The Greek State is reducing its expenditure, as part of financial adjustment measures(1), by way of very drastic cuts in wages and pensions, which is lowering available income below a decent subsistence level and consigning a large proportion of the population to poverty. This intervention merely reinforces the vicious circle of recession in the economy: it is economically and financially ineffectual. The policy also contradicts basic European policies, such as (a) the policy on adequate, safe and sustainable pensions(2), and (b) the Europe 2020 strategy, which aims at reducing poverty and, in the Greek context, seeks by the year 2020 to reduce by about 450 000 the number of people living in poverty(3).

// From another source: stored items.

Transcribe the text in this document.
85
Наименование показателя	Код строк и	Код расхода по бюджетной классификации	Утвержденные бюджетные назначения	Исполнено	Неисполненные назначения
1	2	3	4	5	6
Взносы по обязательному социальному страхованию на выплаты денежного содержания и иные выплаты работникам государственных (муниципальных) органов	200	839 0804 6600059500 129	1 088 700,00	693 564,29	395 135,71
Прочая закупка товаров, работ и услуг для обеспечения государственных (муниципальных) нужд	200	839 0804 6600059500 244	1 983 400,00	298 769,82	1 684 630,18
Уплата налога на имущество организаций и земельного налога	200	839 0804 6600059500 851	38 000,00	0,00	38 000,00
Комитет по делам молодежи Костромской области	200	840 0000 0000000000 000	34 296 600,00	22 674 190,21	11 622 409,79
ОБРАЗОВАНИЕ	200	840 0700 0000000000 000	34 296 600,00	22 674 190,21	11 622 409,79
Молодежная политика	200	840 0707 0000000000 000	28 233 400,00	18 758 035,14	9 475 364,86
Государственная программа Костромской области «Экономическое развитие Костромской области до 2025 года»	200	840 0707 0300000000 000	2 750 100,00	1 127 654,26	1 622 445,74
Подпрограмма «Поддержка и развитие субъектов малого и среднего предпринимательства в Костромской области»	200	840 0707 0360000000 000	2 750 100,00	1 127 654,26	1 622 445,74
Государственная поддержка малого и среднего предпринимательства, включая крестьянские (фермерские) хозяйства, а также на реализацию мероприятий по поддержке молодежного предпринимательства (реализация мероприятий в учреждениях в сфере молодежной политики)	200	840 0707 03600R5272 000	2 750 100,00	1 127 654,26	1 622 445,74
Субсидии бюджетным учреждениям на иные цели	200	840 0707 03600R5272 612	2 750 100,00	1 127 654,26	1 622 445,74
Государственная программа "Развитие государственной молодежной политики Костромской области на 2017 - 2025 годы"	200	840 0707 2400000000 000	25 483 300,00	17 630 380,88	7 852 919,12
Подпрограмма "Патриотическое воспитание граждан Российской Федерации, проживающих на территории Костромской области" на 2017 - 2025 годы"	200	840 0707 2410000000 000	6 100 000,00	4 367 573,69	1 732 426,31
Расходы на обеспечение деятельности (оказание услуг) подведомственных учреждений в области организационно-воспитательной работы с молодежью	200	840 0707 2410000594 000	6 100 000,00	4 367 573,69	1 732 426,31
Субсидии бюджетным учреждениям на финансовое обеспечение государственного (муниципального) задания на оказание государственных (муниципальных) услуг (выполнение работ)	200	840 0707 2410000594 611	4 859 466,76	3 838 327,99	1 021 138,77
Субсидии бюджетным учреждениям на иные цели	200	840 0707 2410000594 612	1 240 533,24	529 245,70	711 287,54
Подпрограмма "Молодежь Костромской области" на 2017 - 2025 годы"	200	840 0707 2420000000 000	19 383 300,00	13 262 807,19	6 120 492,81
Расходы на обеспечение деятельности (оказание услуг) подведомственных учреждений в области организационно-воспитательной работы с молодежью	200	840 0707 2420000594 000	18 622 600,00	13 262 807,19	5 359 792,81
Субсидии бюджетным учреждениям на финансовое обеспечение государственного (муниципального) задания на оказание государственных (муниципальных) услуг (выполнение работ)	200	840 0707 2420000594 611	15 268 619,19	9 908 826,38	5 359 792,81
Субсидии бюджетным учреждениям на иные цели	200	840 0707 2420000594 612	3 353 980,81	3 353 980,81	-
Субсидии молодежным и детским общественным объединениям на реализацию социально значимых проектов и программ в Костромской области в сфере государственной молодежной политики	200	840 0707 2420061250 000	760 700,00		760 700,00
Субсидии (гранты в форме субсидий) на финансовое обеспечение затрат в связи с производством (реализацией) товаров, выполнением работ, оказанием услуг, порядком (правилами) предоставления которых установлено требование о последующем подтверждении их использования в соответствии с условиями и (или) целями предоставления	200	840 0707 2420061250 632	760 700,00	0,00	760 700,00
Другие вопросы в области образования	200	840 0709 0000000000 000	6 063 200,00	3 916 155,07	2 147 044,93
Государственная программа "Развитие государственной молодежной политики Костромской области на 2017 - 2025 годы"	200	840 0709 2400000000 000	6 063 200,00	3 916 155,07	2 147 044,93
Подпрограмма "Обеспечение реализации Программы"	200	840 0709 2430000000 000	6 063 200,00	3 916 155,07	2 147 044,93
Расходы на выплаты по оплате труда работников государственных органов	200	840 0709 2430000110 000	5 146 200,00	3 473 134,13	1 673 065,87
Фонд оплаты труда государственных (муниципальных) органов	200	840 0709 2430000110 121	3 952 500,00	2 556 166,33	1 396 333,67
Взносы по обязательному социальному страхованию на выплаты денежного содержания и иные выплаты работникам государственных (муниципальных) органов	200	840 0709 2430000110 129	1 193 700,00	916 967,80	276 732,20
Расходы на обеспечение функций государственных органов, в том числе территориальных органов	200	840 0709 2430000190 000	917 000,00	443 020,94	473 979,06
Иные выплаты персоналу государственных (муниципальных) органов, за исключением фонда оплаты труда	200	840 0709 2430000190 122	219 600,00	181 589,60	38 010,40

Given that (a) the current policy, for which the Commission bears responsibility, has so far failed to address the reasons for the Greek crisis, focusing unilaterally on a policy of austerity and measures with a high socioeconomic cost for Greek citizens and the European taxpayer, and that (b) pensions in Greece (despite whatever structural problems affected the system) contribute significantly to reducing poverty (by 19 %, according to the latest data)(4), will the Commission say:
Does it accept that its proposals, made through its representative in the Troika, for dealing with the Greek crisis are at odds with basic elements of European policies on combating poverty and providing adequate, safe and sustainable pensions?

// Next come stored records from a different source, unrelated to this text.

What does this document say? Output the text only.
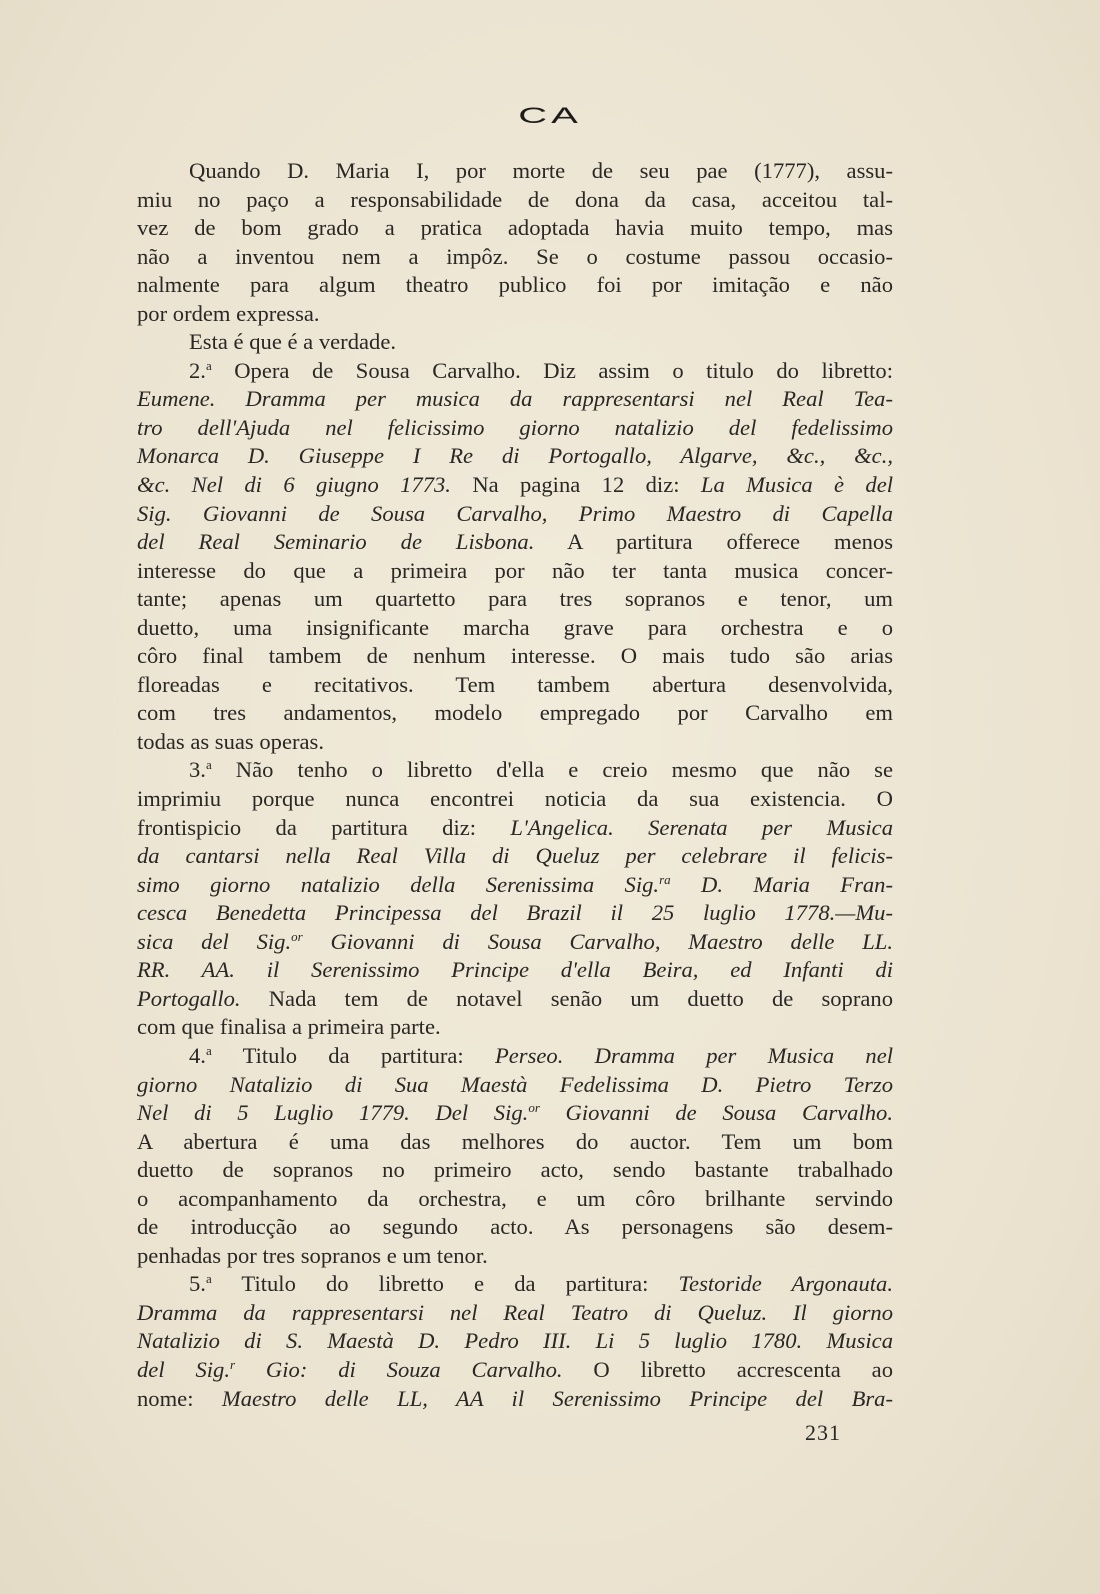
CA
Quando D. Maria I, por morte de seu pae (1777), assu-
miu no paço a responsabilidade de dona da casa, acceitou tal-
vez de bom grado a pratica adoptada havia muito tempo, mas
não a inventou nem a impôz. Se o costume passou occasio-
nalmente para algum theatro publico foi por imitação e não
por ordem expressa.
Esta é que é a verdade.
2.$^a$ Opera de Sousa Carvalho. Diz assim o titulo do libretto:
Eumene. Dramma per musica da rappresentarsi nel Real Tea-
tro dell'Ajuda nel felicissimo giorno natalizio del fedelissimo
Monarca D. Giuseppe I Re di Portogallo, Algarve, &c., &c.,
&c. Nel di 6 giugno 1773. Na pagina 12 diz: La Musica è del
Sig. Giovanni de Sousa Carvalho, Primo Maestro di Capella
del Real Seminario de Lisbona. A partitura offerece menos
interesse do que a primeira por não ter tanta musica concer-
tante; apenas um quartetto para tres sopranos e tenor, um
duetto, uma insignificante marcha grave para orchestra e o
côro final tambem de nenhum interesse. O mais tudo são arias
floreadas e recitativos. Tem tambem abertura desenvolvida,
com tres andamentos, modelo empregado por Carvalho em
todas as suas operas.
3.$^a$ Não tenho o libretto d'ella e creio mesmo que não se
imprimiu porque nunca encontrei noticia da sua existencia. O
frontispicio da partitura diz: L'Angelica. Serenata per Musica
da cantarsi nella Real Villa di Queluz per celebrare il felicis-
simo giorno natalizio della Serenissima Sig.$^{ra}$ D. Maria Fran-
cesca Benedetta Principessa del Brazil il 25 luglio 1778.—Mu-
sica del Sig.$^{or}$ Giovanni di Sousa Carvalho, Maestro delle LL.
RR. AA. il Serenissimo Principe d'ella Beira, ed Infanti di
Portogallo. Nada tem de notavel senão um duetto de soprano
com que finalisa a primeira parte.
4.$^a$ Titulo da partitura: Perseo. Dramma per Musica nel
giorno Natalizio di Sua Maestà Fedelissima D. Pietro Terzo
Nel di 5 Luglio 1779. Del Sig.$^{or}$ Giovanni de Sousa Carvalho.
A abertura é uma das melhores do auctor. Tem um bom
duetto de sopranos no primeiro acto, sendo bastante trabalhado
o acompanhamento da orchestra, e um côro brilhante servindo
de introducção ao segundo acto. As personagens são desem-
penhadas por tres sopranos e um tenor.
5.$^a$ Titulo do libretto e da partitura: Testoride Argonauta.
Dramma da rappresentarsi nel Real Teatro di Queluz. Il giorno
Natalizio di S. Maestà D. Pedro III. Li 5 luglio 1780. Musica
del Sig.$^r$ Gio: di Souza Carvalho. O libretto accrescenta ao
nome: Maestro delle LL, AA il Serenissimo Principe del Bra-
231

Is it prepared to investigate, or has it already investigated, alternatives to harsh measures of unilateral austerity — solutions to the Greek crisis that will combine remedies to the financial problem with socially balanced and targeted measures for ensuring that, among other things, European policies are implemented, especially in connection with adequate, safe and sustainable pensions, and with reducing the number of people living in poverty by 2020 by 450 000, compared to 2009 figures?